2. Hana-Bi [Fireworks] (1997)
Kitano's first stint in front of his own camera following his accident doesn't so much try to work around his partial facial paralysis as make a virtue of it. As the initially inexpressive Detective Nishi, Kitano is at his icy-cool best here, but what begins as a crime drama develops into a very personal and deeply moving study of love, loss and commitment to friends and loved ones. All of Kitano's previous experiments with form, storytelling and editing come together exquisitely, and the film has an emotional depth and affection for its lead characters that's easily on a par with the more openly autobiographical Kids Return.
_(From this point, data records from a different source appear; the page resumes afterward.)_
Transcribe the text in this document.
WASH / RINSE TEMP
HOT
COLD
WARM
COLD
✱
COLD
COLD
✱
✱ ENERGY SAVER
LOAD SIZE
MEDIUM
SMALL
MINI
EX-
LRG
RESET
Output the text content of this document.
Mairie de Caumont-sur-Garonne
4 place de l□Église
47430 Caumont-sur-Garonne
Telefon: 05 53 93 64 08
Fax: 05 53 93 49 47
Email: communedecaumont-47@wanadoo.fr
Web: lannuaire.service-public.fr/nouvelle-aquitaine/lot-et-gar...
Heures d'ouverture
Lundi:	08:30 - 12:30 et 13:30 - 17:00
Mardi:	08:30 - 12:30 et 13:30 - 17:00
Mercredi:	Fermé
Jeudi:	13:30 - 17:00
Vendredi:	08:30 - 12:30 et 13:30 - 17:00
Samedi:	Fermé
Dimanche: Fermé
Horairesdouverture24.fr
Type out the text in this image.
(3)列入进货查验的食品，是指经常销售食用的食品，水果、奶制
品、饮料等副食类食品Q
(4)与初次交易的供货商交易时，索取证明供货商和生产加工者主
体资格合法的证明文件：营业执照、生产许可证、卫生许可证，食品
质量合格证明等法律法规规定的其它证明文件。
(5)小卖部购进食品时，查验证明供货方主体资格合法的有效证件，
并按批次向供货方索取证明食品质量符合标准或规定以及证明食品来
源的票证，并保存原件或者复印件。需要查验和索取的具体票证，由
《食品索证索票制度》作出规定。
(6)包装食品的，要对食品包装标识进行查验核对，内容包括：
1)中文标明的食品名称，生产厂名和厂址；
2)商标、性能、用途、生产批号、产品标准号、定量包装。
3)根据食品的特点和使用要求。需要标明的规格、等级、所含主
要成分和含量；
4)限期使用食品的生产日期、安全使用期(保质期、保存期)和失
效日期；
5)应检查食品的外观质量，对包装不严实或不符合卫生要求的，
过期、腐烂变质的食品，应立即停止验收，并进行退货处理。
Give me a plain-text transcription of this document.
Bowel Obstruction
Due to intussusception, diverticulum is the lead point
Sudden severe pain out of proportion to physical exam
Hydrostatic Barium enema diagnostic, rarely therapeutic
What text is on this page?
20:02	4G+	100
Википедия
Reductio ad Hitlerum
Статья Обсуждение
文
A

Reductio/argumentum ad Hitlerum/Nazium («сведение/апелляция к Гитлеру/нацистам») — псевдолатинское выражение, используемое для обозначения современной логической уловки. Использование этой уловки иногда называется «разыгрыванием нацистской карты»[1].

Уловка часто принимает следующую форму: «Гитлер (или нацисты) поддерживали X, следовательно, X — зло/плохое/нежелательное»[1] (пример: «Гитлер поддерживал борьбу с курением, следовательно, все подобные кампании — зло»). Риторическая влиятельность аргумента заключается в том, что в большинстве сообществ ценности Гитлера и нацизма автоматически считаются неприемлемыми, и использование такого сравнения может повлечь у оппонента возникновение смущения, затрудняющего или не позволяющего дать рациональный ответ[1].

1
There's not a wasted frame here nor a scene that feels hurried or a second too long. It all works divinely, and would occupy the top spot were it not for...
Blu-ray review >>
1. Sonatine (1993)
Just what is it that makes this off-the-wall yakuza gangster tale such a mesmerising and richly satisfying experience? I could list all the things that I love about it, but that still wouldn't explain the unique spell it seems to cast over a sympathetic audience. I can't remember who it is that said of Stephen King's Cujo that any writer could terrorise a woman and child with a rabid St. Bernard, but it took someone of King's singular gift to have the animal keep them trapped in their car for most of the novel. Similarly, any filmmaker could send a group gangsters to hide out at a remote seashore spot, but it takes a man of Kitano's vision to keep them there for the entire second half of what starts out as an action peppered crime movie. But it's here that the film really weaves its magic, as a good-natured group of gangsters looks for ways to pass the time and stave off boredom, with activities that include costumed geisha dances, night-time firework fights and playing William Tell with a beer can and pistol. The best of the lot is a surrealistic sequence in which they stage a sumo wrestling match by imitating the cardboard characters of a home-made toy version of the same, and are moved around the sand by vibrations generated by their companions rhythmically banging the ground around them, all to the glorious strains of one of Joe Hisaishi's finest scores. It's a sublime piece of cinema that's desperately in need of a quality Blu-ray release, one without the inaccurately (and inappropriately) expletive-littered subtitles created for the US release on Tarantino's Rolling Thunder label.